We then came to what was arguably the highlight of the day – Hobbs & Sons Restaurant. This is a quaint little chip shop which does everything the old-fashioned way. Chips are cooked in beef dripping, fish in beer batter, and if you ask for “scraps” you’ll be given a veritable mountain of batter scraps on top of your chips – bloody lovely, but a little bit pricey – £6.50 for a portion of fish and chips, and not a huge one at that. We’d also advise going to the chippie early if you can, as the queues apparently get very long!
(they do also have vegetarian and gluten-free options available apparently, if beef dripping isn’t your thing)
Also on-site is the Limelight Cinema, again transported brick-by-brick from it’s original location – and basically a silent movie cinema that was run by a family in their back garden in the Black Country, where they would charge their neighbours a small amount to come and watch a film. They do showings every hour I believe, and in our showing we were treated to a Laurel & Hardy classic – The Bohemian Girl, from 1936. I’d never really seen any of their work before, but it was very enjoyable to watch and the “atmosphere” of an olde-worlde cinema added to the impact.
There is also a tour of an old Black Country mine, named “Into the thick” – this is a 20 minute tour that takes a group of visitors underground, in pitch black dark surroundings (each visitor is given a hand-held torch) – unfortunately the ceilings are very low so I was unable to take part in this thanks to my current back problems, but Jem enjoyed it – as did the kids.
I had a thoroughly enjoyable time at the Black Country Living Museum, even if I didn’t get to see parts of it as much as I’d have liked. It was a most interesting step back through history and seeing how the world used to be. I will definitely be going again.

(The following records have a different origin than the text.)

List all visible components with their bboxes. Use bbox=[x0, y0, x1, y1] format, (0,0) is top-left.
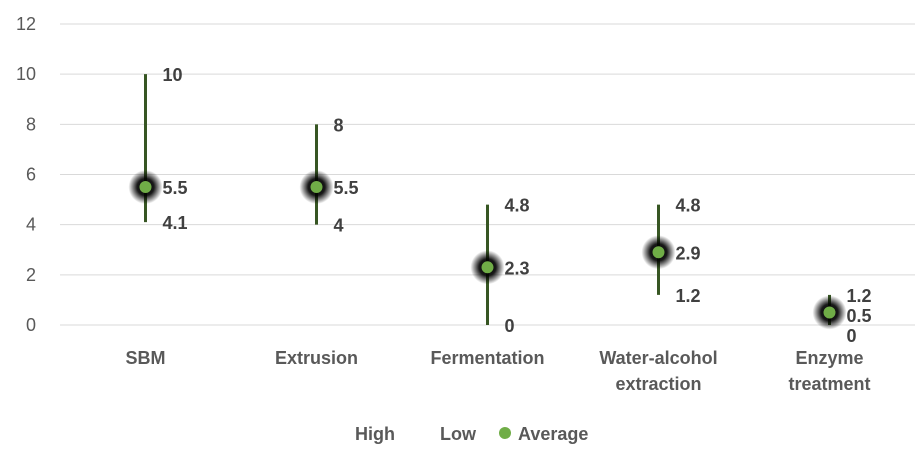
legend-average: Average bbox=[518, 424, 588, 444]
y-tick-label: 2 bbox=[26, 265, 36, 285]
category-label: Fermentation bbox=[430, 348, 544, 368]
category-label: Enzyme bbox=[795, 348, 863, 368]
x-axis-categories: SBM Extrusion Fermentation Water-alcohol ext… bbox=[126, 348, 871, 394]
category-label: SBM bbox=[126, 348, 166, 368]
high-label: 4.8 bbox=[676, 196, 701, 216]
average-marker bbox=[652, 246, 665, 259]
high-label: 4.8 bbox=[505, 196, 530, 216]
y-tick-label: 8 bbox=[26, 114, 36, 134]
low-label: 4.1 bbox=[163, 213, 188, 233]
low-label: 4 bbox=[334, 216, 344, 236]
average-label: 2.9 bbox=[676, 243, 701, 263]
category-label: Extrusion bbox=[275, 348, 358, 368]
low-label: 1.2 bbox=[676, 286, 701, 306]
average-label: 0.5 bbox=[847, 306, 872, 326]
y-tick-label: 10 bbox=[16, 64, 36, 84]
high-label: 8 bbox=[334, 115, 344, 135]
average-label: 5.5 bbox=[334, 178, 359, 198]
y-tick-label: 6 bbox=[26, 165, 36, 185]
y-axis-ticks: 0 2 4 6 8 10 12 bbox=[16, 14, 36, 335]
average-marker bbox=[139, 181, 152, 194]
low-label: 0 bbox=[505, 316, 515, 336]
category-label: Water-alcohol bbox=[599, 348, 717, 368]
average-marker bbox=[823, 306, 836, 319]
high-label: 10 bbox=[163, 65, 183, 85]
category-label: extraction bbox=[615, 374, 701, 394]
y-tick-label: 0 bbox=[26, 315, 36, 335]
low-label: 0 bbox=[847, 326, 857, 346]
legend-average-marker bbox=[499, 427, 511, 439]
category-label: treatment bbox=[788, 374, 870, 394]
data-marks: 105.54.185.544.82.304.82.91.2 1.20.50 bbox=[128, 65, 872, 346]
average-marker bbox=[310, 181, 323, 194]
y-tick-label: 4 bbox=[26, 215, 36, 235]
legend-high: High bbox=[355, 424, 395, 444]
high-label: 1.2 bbox=[847, 286, 872, 306]
average-marker bbox=[481, 261, 494, 274]
average-label: 5.5 bbox=[163, 178, 188, 198]
legend: High Low Average bbox=[355, 424, 588, 444]
average-label: 2.3 bbox=[505, 258, 530, 278]
y-tick-label: 12 bbox=[16, 14, 36, 34]
legend-low: Low bbox=[440, 424, 477, 444]
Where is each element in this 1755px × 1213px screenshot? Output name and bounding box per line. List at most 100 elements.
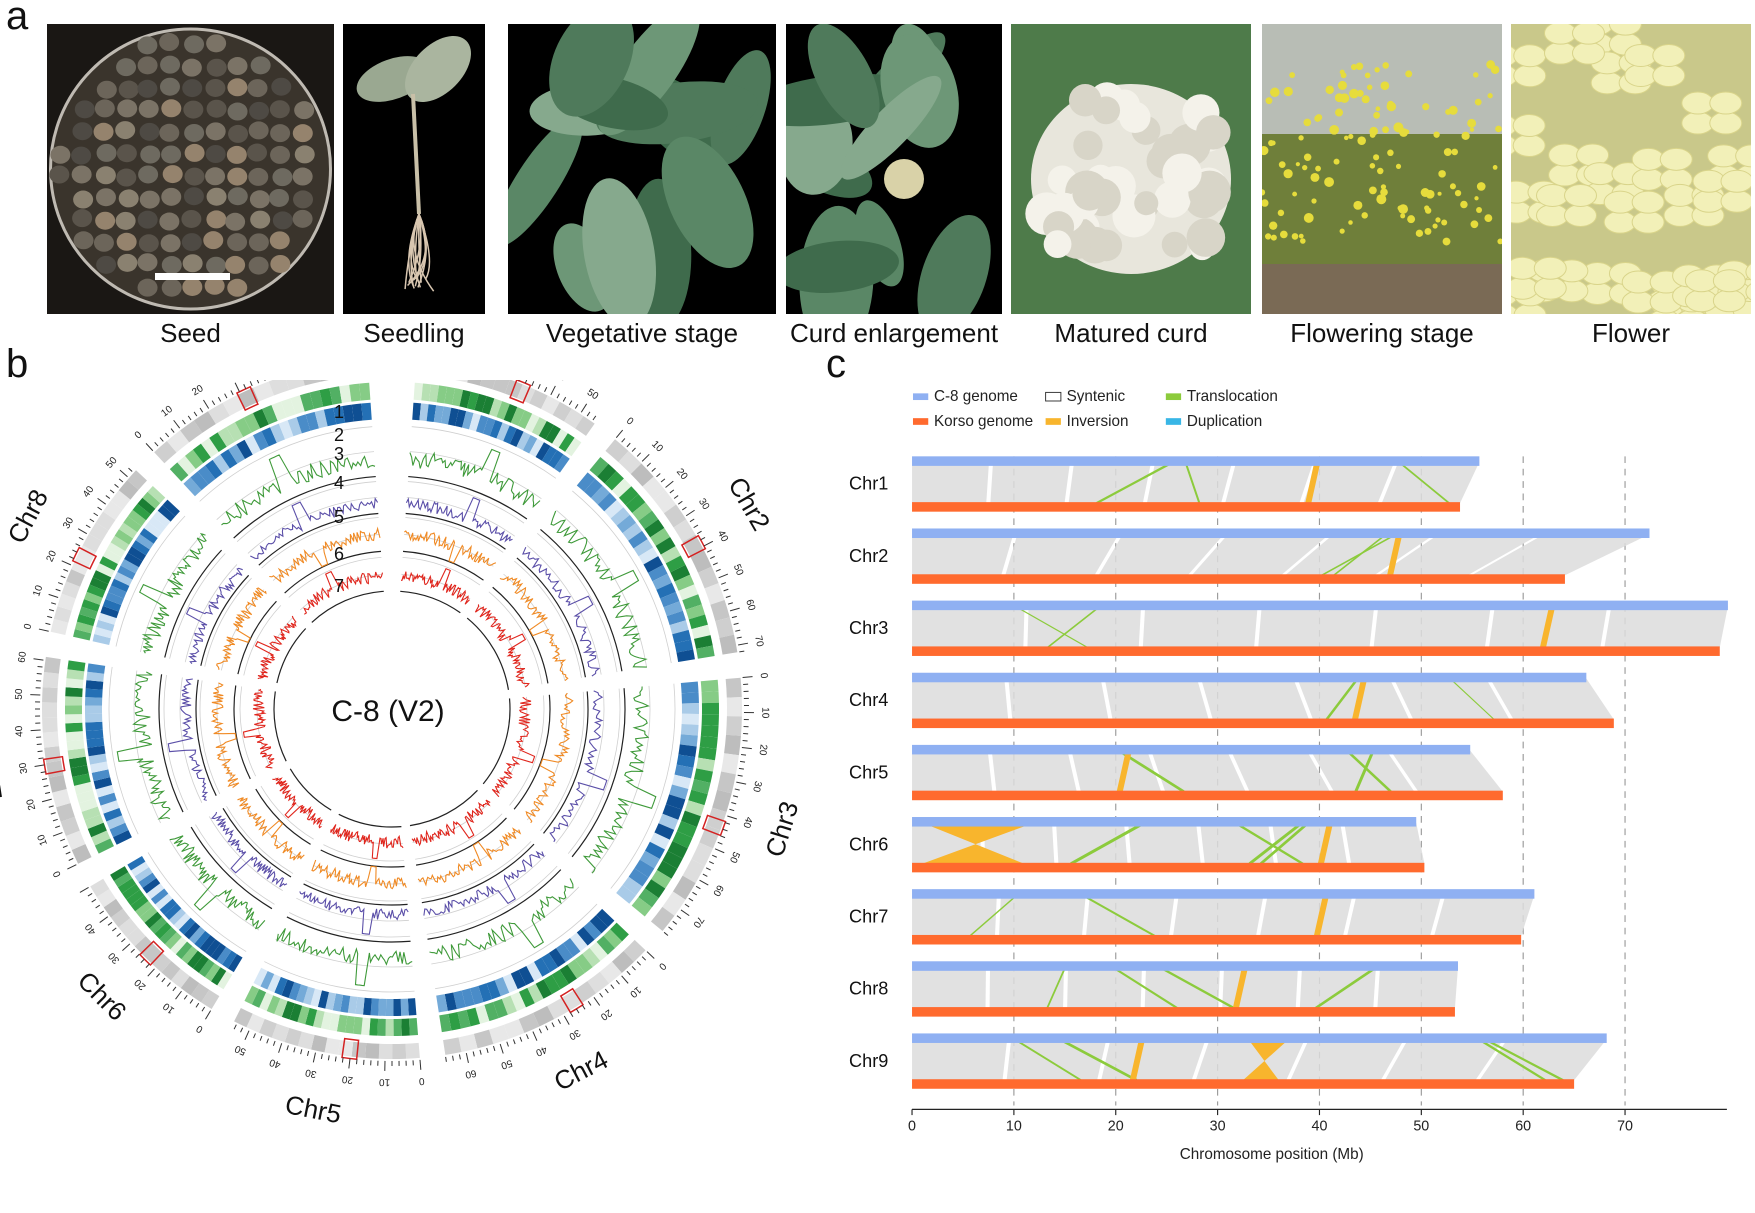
syntenic-ribbon	[1071, 750, 1162, 792]
row-label: Chr4	[849, 690, 888, 710]
tick-label: 0	[656, 960, 668, 972]
syntenic-ribbon	[1344, 822, 1425, 864]
translocation	[1314, 965, 1378, 1010]
tick-label: 40	[534, 1043, 549, 1058]
track-number: 4	[334, 473, 344, 493]
legend-label: C-8 genome	[934, 388, 1018, 405]
syntenic-ribbon	[1098, 534, 1225, 576]
circos-chr7: 0 10 20 30 40 50 60 Chr7	[0, 650, 287, 879]
syntenic-ribbon	[1381, 462, 1480, 504]
bar-c8	[912, 528, 1650, 539]
translocation	[1096, 461, 1174, 505]
syntenic-ribbon	[991, 750, 1077, 792]
track-line	[549, 690, 608, 843]
inversion	[1116, 750, 1132, 792]
inversion	[1539, 606, 1556, 648]
photo-seed	[47, 24, 334, 314]
tick-label: 20	[341, 1073, 354, 1085]
syntenic-ribbon	[1604, 606, 1728, 648]
track-line	[221, 454, 376, 526]
translocation	[1325, 677, 1359, 721]
syntenic-ribbon	[912, 606, 1025, 648]
tick-label: 60	[743, 598, 757, 612]
bar-korso	[912, 574, 1565, 584]
tick-label: 30	[750, 780, 763, 794]
translocation	[1081, 894, 1156, 937]
legend-item: Korso genome	[912, 413, 1033, 430]
legend-label: Syntenic	[1067, 388, 1126, 405]
tick-label: 10	[31, 583, 45, 597]
translocation	[1046, 966, 1067, 1009]
centromere-box	[341, 1037, 360, 1061]
syntenic-ribbon	[912, 967, 986, 1009]
row-label: Chr3	[849, 618, 888, 638]
track-line	[404, 530, 497, 566]
bar-c8	[912, 889, 1535, 899]
row-chr9: Chr9	[849, 1033, 1607, 1089]
syntenic-ribbon	[1151, 750, 1246, 792]
bar-c8	[912, 600, 1728, 611]
row-chr3: Chr3	[849, 600, 1728, 656]
tick-label: 40	[81, 484, 97, 500]
chromosome-label: Chr3	[759, 798, 804, 861]
tick-label: 50	[731, 563, 746, 578]
track-line	[138, 532, 207, 654]
track-line	[491, 696, 536, 798]
syntenic-ribbon	[1373, 606, 1491, 648]
tick-label: 10	[649, 439, 665, 455]
row-chr8: Chr8	[849, 961, 1458, 1017]
tick-label: 60	[464, 1067, 478, 1080]
translocation	[1158, 965, 1235, 1010]
caption-flowering: Flowering stage	[1290, 318, 1474, 348]
x-tick-label: 40	[1312, 1118, 1328, 1134]
syntenic-ribbon	[1377, 967, 1458, 1009]
syntenic-ribbon	[1068, 462, 1152, 504]
x-axis-label: Chromosome position (Mb)	[1180, 1146, 1364, 1163]
syntenic-ribbon	[1490, 678, 1614, 720]
legend-swatch	[912, 393, 929, 401]
x-tick-label: 10	[1006, 1118, 1022, 1134]
tick-label: 20	[756, 744, 768, 757]
centromere-box	[42, 755, 66, 775]
row-chr2: Chr2	[849, 528, 1650, 584]
bar-korso	[912, 646, 1720, 656]
track-line	[411, 799, 491, 847]
legend-swatch	[1165, 393, 1182, 401]
panel-letter-c: c	[826, 342, 846, 386]
tick-label: 50	[499, 1057, 513, 1071]
centromere-box	[71, 546, 98, 570]
row-label: Chr9	[849, 1051, 888, 1071]
bar-korso	[912, 790, 1503, 801]
photo-curd-enlargement	[786, 24, 1002, 314]
chromosome-label: Chr6	[72, 965, 133, 1026]
track-number: 6	[334, 544, 344, 564]
bar-korso	[912, 1007, 1455, 1017]
photo-vegetative	[508, 24, 776, 314]
syntenic-ribbon	[1230, 750, 1330, 792]
syntenic-ribbon	[1200, 822, 1274, 864]
tick-label: 20	[190, 383, 206, 398]
track-line	[237, 797, 305, 861]
synteny-chart: C-8 genome Korso genome Syntenic Inversion T…	[849, 388, 1728, 1163]
track-line	[210, 811, 288, 888]
legend-item: Duplication	[1165, 413, 1262, 430]
track-number: 5	[334, 507, 344, 527]
legend-swatch	[1045, 418, 1061, 425]
track-line	[417, 827, 522, 887]
tick-label: 10	[627, 984, 643, 1000]
syntenic-ribbon	[912, 462, 990, 504]
row-label: Chr5	[849, 762, 888, 782]
bar-c8	[912, 961, 1458, 971]
syntenic-ribbon	[990, 462, 1071, 504]
track-line	[405, 497, 513, 543]
tick-label: 50	[233, 1042, 248, 1057]
row-label: Chr8	[849, 979, 888, 999]
translocation	[1013, 1038, 1082, 1081]
syntenic-ribbon	[1303, 462, 1395, 504]
track-line	[210, 682, 240, 789]
row-label: Chr7	[849, 907, 888, 927]
translocation	[1354, 750, 1375, 793]
translocation	[1449, 678, 1495, 720]
row-chr1: Chr1	[849, 456, 1480, 512]
x-tick-label: 20	[1108, 1118, 1124, 1134]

My only complaints really are that the fairground rides should be free of charge given the cost of entry (although I don’t have a problem with the prize games having a cost) and the parking should also be free. You have to pick up a ticket on entry into the car park, and then use that ticket at a pay machine before you leave to get a token to exit the car park – the token costs £3.00 (although Jem thought it was the same tokens used at the fairground, in which case you could feasibly buy one for £1.50) – but it should be free.